The car started for the fourth watch of the night, in the direction of St. Stephen's Cathedral, whose two towers were just becoming visible in the first light of dawn.
They drove slowly, in the middle of the empty street. It was June 19, 1945, and it was now 5:50 A.M.
The Jeep reached Franz-Joseph Quay. On the opposite bank of the Danube canal, beyond the half-destroyed Baths of Diana and the sea of rubble left by the war, they could see, against the pink sky, the black skeletal circle of the Prater's Big Wheel. They turned left, went along Gonzagagasse and then south. They could now see the baroque splendors of the Bohemian Chancellery.

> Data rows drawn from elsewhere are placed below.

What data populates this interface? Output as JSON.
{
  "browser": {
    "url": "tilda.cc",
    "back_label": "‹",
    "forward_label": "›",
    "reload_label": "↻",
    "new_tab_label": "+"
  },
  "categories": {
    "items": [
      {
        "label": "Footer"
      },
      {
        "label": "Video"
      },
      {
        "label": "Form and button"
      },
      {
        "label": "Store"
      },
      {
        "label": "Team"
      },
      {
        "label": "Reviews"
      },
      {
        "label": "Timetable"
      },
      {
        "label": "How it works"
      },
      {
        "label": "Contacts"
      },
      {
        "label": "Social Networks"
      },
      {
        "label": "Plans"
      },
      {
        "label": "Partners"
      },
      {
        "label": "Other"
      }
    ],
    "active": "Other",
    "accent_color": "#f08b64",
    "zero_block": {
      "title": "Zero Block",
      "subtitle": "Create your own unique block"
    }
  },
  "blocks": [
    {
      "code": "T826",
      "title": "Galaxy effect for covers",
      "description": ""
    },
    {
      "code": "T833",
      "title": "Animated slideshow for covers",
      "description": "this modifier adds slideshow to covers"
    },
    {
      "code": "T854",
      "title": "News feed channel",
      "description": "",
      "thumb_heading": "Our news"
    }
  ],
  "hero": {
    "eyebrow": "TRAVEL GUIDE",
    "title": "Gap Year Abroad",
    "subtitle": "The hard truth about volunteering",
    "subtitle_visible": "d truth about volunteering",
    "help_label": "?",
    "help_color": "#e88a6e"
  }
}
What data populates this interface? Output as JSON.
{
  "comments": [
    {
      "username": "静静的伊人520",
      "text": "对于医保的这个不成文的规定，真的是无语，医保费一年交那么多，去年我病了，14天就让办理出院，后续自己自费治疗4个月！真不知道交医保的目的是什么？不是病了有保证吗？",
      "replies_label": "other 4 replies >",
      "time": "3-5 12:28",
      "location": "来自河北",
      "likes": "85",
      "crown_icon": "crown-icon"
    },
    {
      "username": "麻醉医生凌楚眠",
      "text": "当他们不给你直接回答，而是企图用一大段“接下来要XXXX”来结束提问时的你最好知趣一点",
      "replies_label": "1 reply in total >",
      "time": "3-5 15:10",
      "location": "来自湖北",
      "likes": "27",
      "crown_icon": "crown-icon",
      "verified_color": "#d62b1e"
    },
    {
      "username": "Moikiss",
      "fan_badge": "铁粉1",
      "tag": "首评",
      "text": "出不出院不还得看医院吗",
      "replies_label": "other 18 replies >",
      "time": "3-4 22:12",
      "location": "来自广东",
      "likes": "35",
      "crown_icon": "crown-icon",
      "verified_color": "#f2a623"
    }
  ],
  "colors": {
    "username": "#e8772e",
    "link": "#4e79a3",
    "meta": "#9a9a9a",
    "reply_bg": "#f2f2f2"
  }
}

They could also see the boy.
The Englishman saw him first but remained silent. He was sulking. He couldn't bear the bitter smell of the Frenchman's tobacco; he despised the American, who exasperated him with his never-ending stories of baseball games and feminine conquests made during his stay in London, before June of 1944; he detested the Russian, who wasn't even Russian, since he had slanted eyes, Mongolian features, and the intellectual vivacity of a pudding. As for the driver, who was Austrian, and, worse
yet, Viennese, his constant cynicism and especially his refusal to consider himself a defeated enemy made him unbearable.
A few seconds later, the American looked up, and exclaimed. The five men turned, looking toward a small baroque house of three stories, six windows, with balconies across the first two, and a columned entrance.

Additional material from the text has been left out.